TAXI FINANCE TEAM • February 7, 2026

The UK taxi and private hire sector is facing fresh tension as drivers prepare for a coordinated, UK‑wide strike against Uber. The App Drivers’ and Couriers’ Union has urged private hire drivers to log out of the Uber platform for 24 hours in early February in protest at new pricing and commission terms introduced in January. Drivers are concerned that commissions on some rides can reach nearly half of gross fares, squeezing earnings and widening the gap between driver costs and take‑home pay.


This strike reflects broader structural shifts in the UK taxi industry. Competition from global ride‑hailing platforms has reshaped work patterns for drivers, while local councils and regulators push back against practices they say undermine fair competition. Uber’s terms form part of broader platform changes that also include adjustments to pricing transparency, driver engagement and service availability. With tight margins already a challenge for private hire drivers, the new terms have intensified calls for clearer protections and more equitable share of fare revenue.

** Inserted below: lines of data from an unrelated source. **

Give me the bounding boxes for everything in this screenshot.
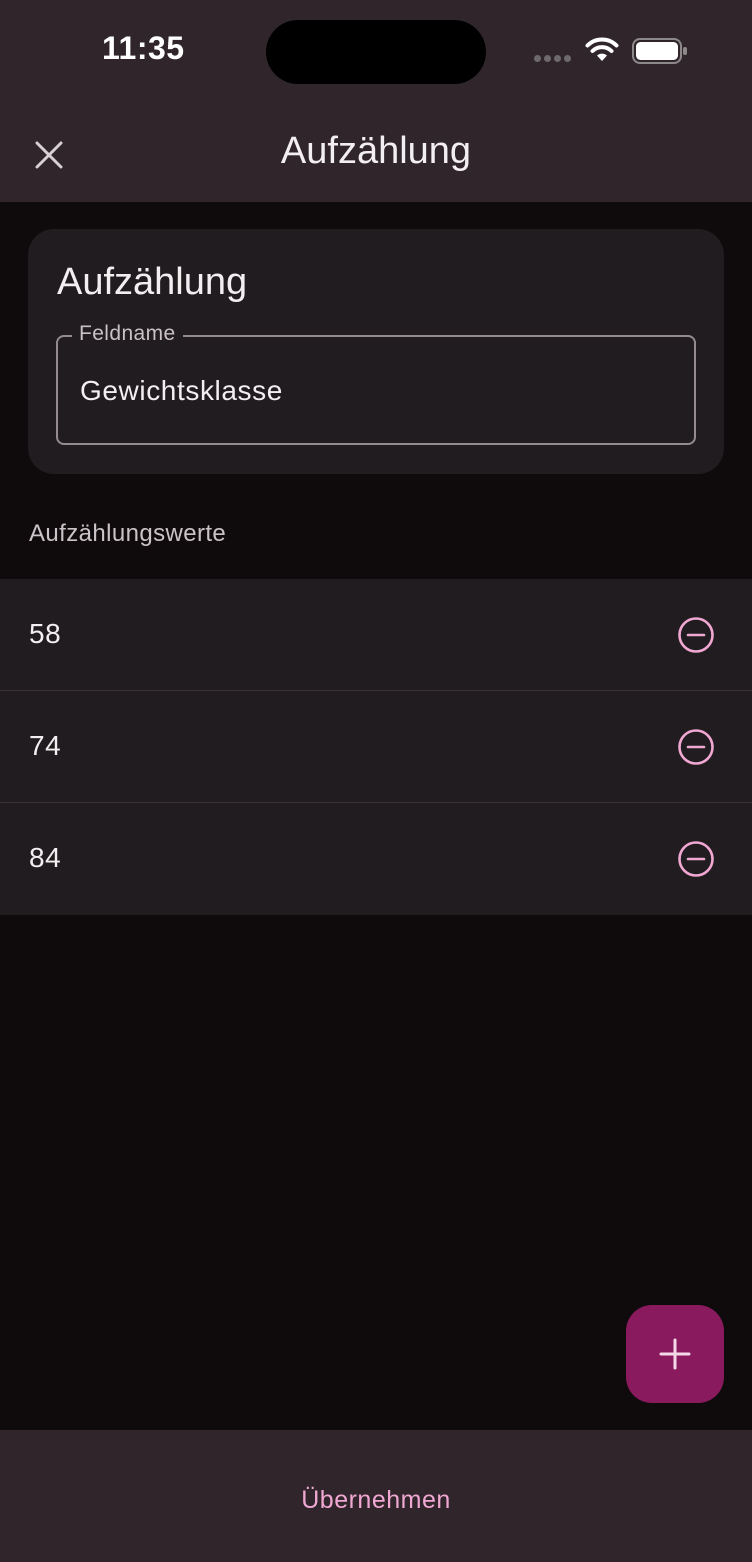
list-item-value: 58 [29, 618, 62, 649]
remove-circle-icon [678, 841, 714, 877]
field-name-field: Feldname [56, 322, 696, 445]
battery-icon [632, 38, 687, 64]
list-item-value: 74 [29, 730, 62, 761]
field-card: Aufzählung Feldname [28, 229, 724, 474]
bottom-bar: Übernehmen [0, 1430, 752, 1562]
section-label: Aufzählungswerte [29, 520, 227, 547]
list-item: 84 [0, 803, 752, 915]
enum-values-list: 58 74 84 [0, 579, 752, 915]
wifi-icon [585, 37, 619, 61]
page-title: Aufzählung [280, 130, 472, 172]
remove-value-button[interactable] [672, 611, 720, 659]
add-value-button[interactable] [626, 1305, 724, 1403]
list-item-value: 84 [29, 842, 62, 873]
remove-value-button[interactable] [672, 835, 720, 883]
cellular-signal-icon [534, 55, 571, 62]
plus-icon [659, 1338, 691, 1370]
remove-value-button[interactable] [672, 723, 720, 771]
card-title: Aufzählung [57, 261, 248, 303]
remove-circle-icon [678, 617, 714, 653]
apply-button[interactable]: Übernehmen [250, 1472, 502, 1528]
list-item: 74 [0, 691, 752, 803]
list-item: 58 [0, 579, 752, 691]
app-bar: Aufzählung [0, 104, 752, 202]
field-name-label: Feldname [72, 322, 183, 346]
remove-circle-icon [678, 729, 714, 765]
status-time: 11:35 [102, 30, 185, 66]
status-bar: 11:35 [0, 0, 752, 104]
field-name-input[interactable] [78, 367, 678, 415]
dynamic-island [266, 20, 486, 84]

One of the most visible signs of regulatory pressure on platforms is Uber’s recent withdrawal from Southend, where the company surrendered its private hire operator licence after facing local licensing conditions deemed too demanding to meet. The move highlights the growing role that city and council rules play in defining where and how ride‑hailing platforms can operate. Local licensing conditions vary across England and can influence driver earnings, safety standards and consumer fares.


Drivers’ unions argue that a fair taxi ecosystem depends on transparent, consistent licensing and operations, with drivers earning a sustainable income. The union strike is an attempt to focus attention on the imbalance between platform gains and driver returns. While platforms argue that flexible engagement and digital dispatching benefits drivers and passengers, the tension underscores a need for more balanced dialogue.


In response, some industry bodies are urging constructive negotiation. They point out that driver retention and satisfaction are crucial for reliable service levels and overall passenger confidence in ride‑hailing. Operators and local fleets may be better positioned to provide stable conditions by working directly with councils on licensing terms, fare setting and safety standards.

The strike also comes at a time when automated vehicle pilots are gaining momentum in UK cities. Autonomous taxis, if introduced at scale, could eventually reduce dependence on human drivers altogether, changing the economics of ride‑hailing and private hire. For now, though, income pressures remain a central driver concern.



Overall, the protest highlights how labour terms, licensing conditions and global platform strategies intersect in today’s UK taxi market. Drivers, operators and policymakers will need to work together to ensure that the industry remains viable, equitable and responsive to both driver welfare and passenger demand.